Sekarang, sejak hampir satu tahun sudah kita melaksanakan satu sistem management gawat janin dengan sistem GREEN CODE. Dimana jarak waktu antara penentuan diagnosis gawat janin dan incisi kulit abdomen memerlukan waktu rata-rata kurang dari 10 menit. Malah ada waktu tercepat yaitu 5 menit. Sistem GREEN CODE ini alurnya adalah: residen yang menemukan gawat janin akan menghubungi telpon internal RS Sanglah di nomer 300, maka petugas operator telp akan mengumumkan dengan loudspeaker yang di pasang di semua sudut IRD dengan informasi:"Green code kamar bersalin nomer satu" yang diulang-ulang sebanyak 5 kali. Maka semua orang yang punya kemampuan melakukan SC,pembiusan, resusitasi neonatus, instrumen, asisten operasi akan serta merta berlari ke kamar operasi untuk melakukan penyelamatan terhadap gawat janin. Konsep ini seperti kode 'kulkul bulus". GREEN CODE (Kode hijau) hanya untuk kode kasus gawat janin. Dan selalu disiapkan 1 set bedah SC setiap saat. Operator telp baru akan menghentikan informasi lewat speaker tersebut jika semua tim sudah siap.Dimana koordinator kamar operasi akan menghubungi nomeo telp 300 dan mengatakan GREEN CODE SIAP. Jika ada yang terlambat datang (misalnya dokter anestesi,atau dokter anak)dan jika terjadi outcome janin buruk atau mati maka mereka akan bisa disalahkan atas keterlambatan.
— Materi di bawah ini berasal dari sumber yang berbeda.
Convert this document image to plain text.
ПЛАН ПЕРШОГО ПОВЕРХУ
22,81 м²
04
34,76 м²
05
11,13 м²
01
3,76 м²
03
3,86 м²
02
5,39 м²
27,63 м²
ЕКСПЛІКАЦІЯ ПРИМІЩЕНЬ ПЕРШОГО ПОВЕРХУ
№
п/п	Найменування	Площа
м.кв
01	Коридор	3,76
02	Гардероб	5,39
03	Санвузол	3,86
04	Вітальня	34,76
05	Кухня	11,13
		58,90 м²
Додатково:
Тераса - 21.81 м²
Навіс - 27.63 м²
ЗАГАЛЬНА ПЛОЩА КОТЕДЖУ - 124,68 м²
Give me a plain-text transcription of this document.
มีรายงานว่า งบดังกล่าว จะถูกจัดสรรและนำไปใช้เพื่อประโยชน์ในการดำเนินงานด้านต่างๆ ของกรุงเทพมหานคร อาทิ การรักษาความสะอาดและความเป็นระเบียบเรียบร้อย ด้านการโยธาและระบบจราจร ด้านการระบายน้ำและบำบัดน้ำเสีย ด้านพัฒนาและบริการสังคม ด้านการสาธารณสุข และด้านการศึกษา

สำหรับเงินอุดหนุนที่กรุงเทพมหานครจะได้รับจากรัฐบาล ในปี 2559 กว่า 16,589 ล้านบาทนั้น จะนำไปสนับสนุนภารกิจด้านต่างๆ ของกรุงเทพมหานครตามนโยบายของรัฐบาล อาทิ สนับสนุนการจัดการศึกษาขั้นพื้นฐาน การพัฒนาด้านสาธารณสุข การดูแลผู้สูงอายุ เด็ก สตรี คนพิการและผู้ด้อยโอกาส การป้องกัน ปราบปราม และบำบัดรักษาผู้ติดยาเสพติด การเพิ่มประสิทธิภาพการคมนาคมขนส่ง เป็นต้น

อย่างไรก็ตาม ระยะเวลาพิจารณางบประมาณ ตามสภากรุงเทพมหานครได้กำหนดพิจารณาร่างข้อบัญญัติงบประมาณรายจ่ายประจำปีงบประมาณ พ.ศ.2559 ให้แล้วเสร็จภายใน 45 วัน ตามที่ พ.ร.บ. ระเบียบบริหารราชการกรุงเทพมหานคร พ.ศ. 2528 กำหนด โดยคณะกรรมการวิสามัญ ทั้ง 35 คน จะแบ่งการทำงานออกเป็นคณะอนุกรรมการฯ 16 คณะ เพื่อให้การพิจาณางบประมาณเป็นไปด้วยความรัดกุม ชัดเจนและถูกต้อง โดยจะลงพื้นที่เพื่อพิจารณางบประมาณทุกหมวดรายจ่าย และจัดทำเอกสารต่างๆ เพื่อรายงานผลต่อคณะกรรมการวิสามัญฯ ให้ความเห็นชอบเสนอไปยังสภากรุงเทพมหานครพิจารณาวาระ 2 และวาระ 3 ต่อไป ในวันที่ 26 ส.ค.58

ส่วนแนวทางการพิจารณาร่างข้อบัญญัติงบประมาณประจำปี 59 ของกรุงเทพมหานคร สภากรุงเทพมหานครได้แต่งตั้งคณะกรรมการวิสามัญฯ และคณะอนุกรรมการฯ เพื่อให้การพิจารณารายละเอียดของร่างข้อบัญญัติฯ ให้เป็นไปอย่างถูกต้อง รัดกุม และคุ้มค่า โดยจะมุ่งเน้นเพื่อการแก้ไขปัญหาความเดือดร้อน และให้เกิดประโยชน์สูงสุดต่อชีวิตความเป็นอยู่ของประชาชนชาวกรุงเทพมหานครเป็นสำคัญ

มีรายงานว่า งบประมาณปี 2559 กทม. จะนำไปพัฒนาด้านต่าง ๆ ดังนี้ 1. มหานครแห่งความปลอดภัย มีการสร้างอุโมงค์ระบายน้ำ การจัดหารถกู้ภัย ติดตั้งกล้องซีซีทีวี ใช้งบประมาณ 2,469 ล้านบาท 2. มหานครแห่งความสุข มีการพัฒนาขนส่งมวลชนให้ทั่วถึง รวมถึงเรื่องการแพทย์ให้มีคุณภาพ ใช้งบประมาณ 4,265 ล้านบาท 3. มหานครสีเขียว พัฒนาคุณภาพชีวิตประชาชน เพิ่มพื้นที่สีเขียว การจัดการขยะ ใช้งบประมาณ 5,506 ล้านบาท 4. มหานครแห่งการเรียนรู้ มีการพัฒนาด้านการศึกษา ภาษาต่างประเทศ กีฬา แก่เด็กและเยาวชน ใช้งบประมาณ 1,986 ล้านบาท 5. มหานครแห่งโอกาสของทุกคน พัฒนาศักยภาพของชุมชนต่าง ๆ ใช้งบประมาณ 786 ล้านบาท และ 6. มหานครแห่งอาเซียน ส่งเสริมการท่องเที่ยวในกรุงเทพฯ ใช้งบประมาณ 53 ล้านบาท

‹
Setelah bayi dilahirkan, untuk konfirmasi diagnosis gawat janin dilakukan Analisa Gas Darah tali pusat. Dan telah ada sekitar 95 kasus gawat janin yang menggunakan fasilitas GREEN CODE ini. Sekarang kita (terutama residen kita) merasakan lebih tenang dalam menghadapi kasus gawat janin ini.

Mari kita dorong terus PERUBAHAN ke arah lebih baik dan benar di RS Sanglah (Kawitan) kita tercinta.

Salam
Hariyasa

Unknown mengatakan...

Assalamu'allaikum,
Selamat siang ,
apakah sy boleh bertanya tentang hyperechogenic bowel?
Beserta tindakan tepat amniocentesis?